Chris Henry Jr.

No. 15 – Ohio State Buckeyes
- Position: Wide receiver
- Class: Freshman

Personal information
- Born: July 14, 2007 (age 19) Charlotte, North Carolina, U.S.
- Listed height: 6 ft 5 in (1.96 m)
- Listed weight: 195 lb (88 kg)

Career information
- High school: Mater Dei High School
- College: Ohio State (2026–present)

= Chris Henry Jr. =

American football player (born 2007)

Chris Henry Jr. (born July 14, 2007) is an American college football wide receiver for the Ohio State Buckeyes.
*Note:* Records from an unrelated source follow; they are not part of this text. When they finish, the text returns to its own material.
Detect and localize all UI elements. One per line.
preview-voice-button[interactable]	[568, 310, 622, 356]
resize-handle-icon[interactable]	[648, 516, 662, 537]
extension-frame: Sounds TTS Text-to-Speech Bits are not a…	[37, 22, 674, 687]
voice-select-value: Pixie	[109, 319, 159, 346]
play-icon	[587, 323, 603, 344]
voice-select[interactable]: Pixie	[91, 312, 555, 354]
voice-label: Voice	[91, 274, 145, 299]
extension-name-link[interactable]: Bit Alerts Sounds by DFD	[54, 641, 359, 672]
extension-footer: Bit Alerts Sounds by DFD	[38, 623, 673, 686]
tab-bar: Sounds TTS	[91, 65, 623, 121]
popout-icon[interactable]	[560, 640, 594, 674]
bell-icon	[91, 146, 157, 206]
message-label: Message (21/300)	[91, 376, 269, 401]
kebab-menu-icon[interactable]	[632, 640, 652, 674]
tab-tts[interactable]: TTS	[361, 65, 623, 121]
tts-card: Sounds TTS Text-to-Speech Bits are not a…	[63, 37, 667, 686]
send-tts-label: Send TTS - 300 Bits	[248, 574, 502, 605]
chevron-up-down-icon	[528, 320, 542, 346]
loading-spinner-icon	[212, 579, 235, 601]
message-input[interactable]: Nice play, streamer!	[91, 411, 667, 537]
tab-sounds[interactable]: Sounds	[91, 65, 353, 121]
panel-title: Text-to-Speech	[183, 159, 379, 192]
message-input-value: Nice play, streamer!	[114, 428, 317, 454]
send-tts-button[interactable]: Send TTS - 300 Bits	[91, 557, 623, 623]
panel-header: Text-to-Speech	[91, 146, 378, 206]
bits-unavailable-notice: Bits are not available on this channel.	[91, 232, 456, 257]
He was rated as the number one receiver recruit in the class of 2026 by ESPN.

==Early life==
Henry is the son of former Cincinnati Bengals wide receiver Chris Henry Sr. Henry spent his freshman season at West Clermont High School in Batavia, Ohio, where he totaled 29 catches for 292 yards and five touchdowns, and two carries for 48 yards. As a defensive back, he had 16 tackles, three interceptions, and two fumble recoveries, one going for a touchdown. Ahead of his sophomore season, Henry transferred to Withrow High School in Cincinnati, Ohio. That season, he set a school record with 1,127 receiving yards on 71 catches with 10 touchdowns. Ahead of his junior season, Henry transferred to play at Mater Dei High School. His junior season was cut short due to a knee injury.

===Recruiting===
Before his freshman season, Henry already held offers from Ohio State, Grambling State, Connecticut, West Virginia, Marshall, and Akron. He was later rated as a five-star recruit and committed to play college football for the Ohio State Buckeyes over Clemson, Georgia, and USC.

==College career==
In week one of the 2026 season, Henry Jr. hauled in one pass for 15 yards and a touchdown in a win over Ball State.

==Personal life==
Henry is the son of former NFL wide receiver Chris Henry, who died in 2009. Afterwards, Henry became very close with his father's former teammate Adam "Pacman" Jones, seeing him as a father figure. Henry's sister Seini plays basketball at Ohio State.